Scientists Closing in on the Dawn of Plate Tectonics
"The massive slabs of Earth’s crust might have started their journey more than 3.5 billion years ago"
By Shannon Hall on September 22, 2017
My father never heard of plate tectonics until I was in college. He did not believe me to his dying day that such events occurred on the planet.
I found geology interesting in high school and so earned my college minor in geology. Looking at landforms, fitting them together as in a jigsaw intrigued me. Learning of the similarities of flora and fauna on the continents of Africa and S. America offered further evidence of those two giant continents once being connected, broke apart, and opened the gap that created the S. Atlantic ocean.

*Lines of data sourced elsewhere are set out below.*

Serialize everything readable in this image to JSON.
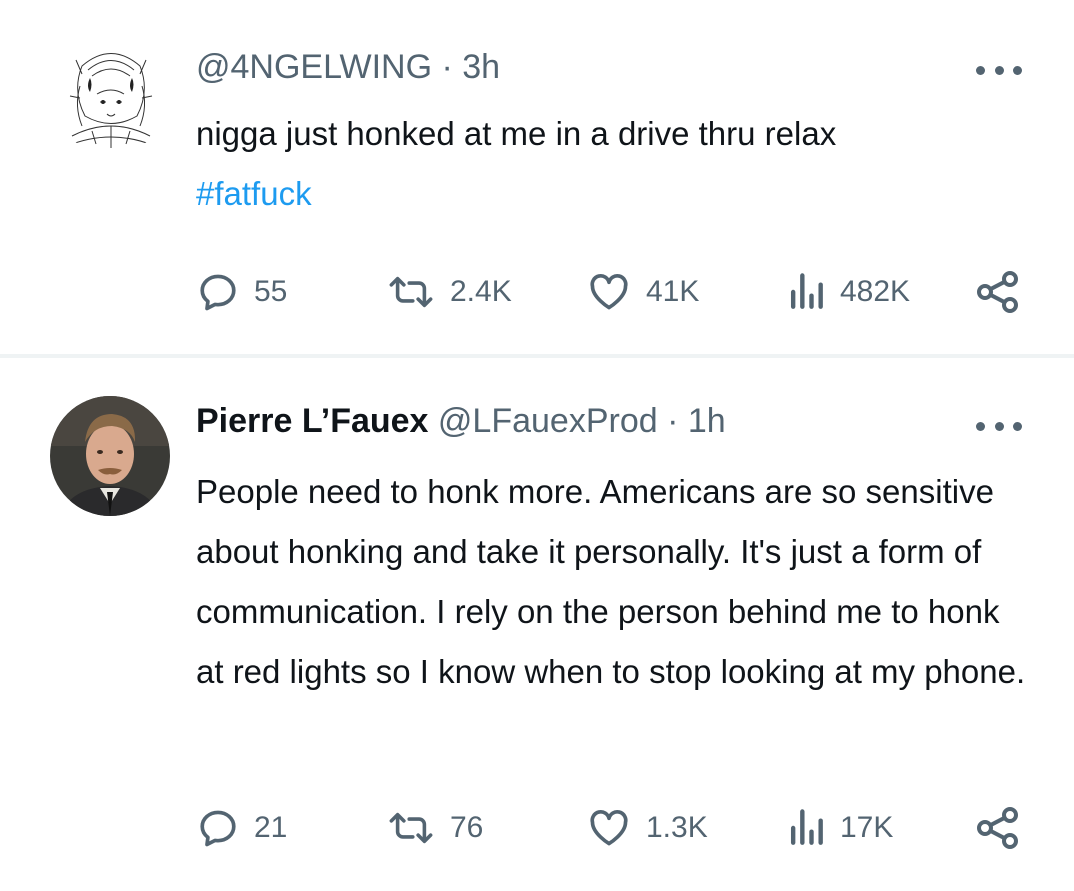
{
  "tweets": [
    {
      "handle": "@4NGELWING",
      "time": "3h",
      "text": "nigga just honked at me in a drive thru relax",
      "hashtag": "#fatfuck",
      "replies": "55",
      "retweets": "2.4K",
      "likes": "41K",
      "views": "482K"
    },
    {
      "name": "Pierre L’Fauex",
      "handle": "@LFauexProd",
      "time": "1h",
      "text": "People need to honk more. Americans are so sensitive about honking and take it personally. It's just a form of communication. I rely on the person behind me to honk at red lights so I know when to stop looking at my phone.",
      "replies": "21",
      "retweets": "76",
      "likes": "1.3K",
      "views": "17K"
    }
  ],
  "separator": " · ",
  "colors": {
    "text": "#0f1419",
    "secondary": "#536471",
    "link": "#1d9bf0",
    "divider": "#eff3f4"
  }
}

My interest in botany confirmed the conclusions drawn by scientists that these land masses were once of one piece. Evidence mounted until I could look at the globe and be fully comfortable with the idea that the planet had not always looked as it does now.
Using all this accumulation of facts from different resources did not change Dad's mind. Oh! I wonder how many other things I learned from my elders were not trustworthy? Evidence began to pile up, based on what I learned as a college student. New ideas, new arguments, new awareness, new options, and new opportunities opened up.
Oh! Yes! I am an atheist who loves science.
That's why we can't stay in the past.
I also loved that college geology class of mine, I took that as part of my geography minor. Yes, the love of science. My degrees are only in Mathematics and Computer Science but I still love reading on all other science things.
Joan, did your Dad say why he didn't believe in plate tectonics? Did it have anything to do with religion?
Maps. I loved them when I was a kid, service station state maps and NatGeo world maps. I memorized the state capitals, 48 then, and was sure South America and Africa had once been joined. While in college at the Univ. of Florida I used US Geological Survey maps as I kayaked or canoed north Fla. lakes and rivers, including the Suwanee.
Plate tectonics. I remember reading of an Alvarez father-son team hypothesizing it in the 1960s but have since then seen it credited to someone else.
AS GB Shaw said, youth is wasted on the young.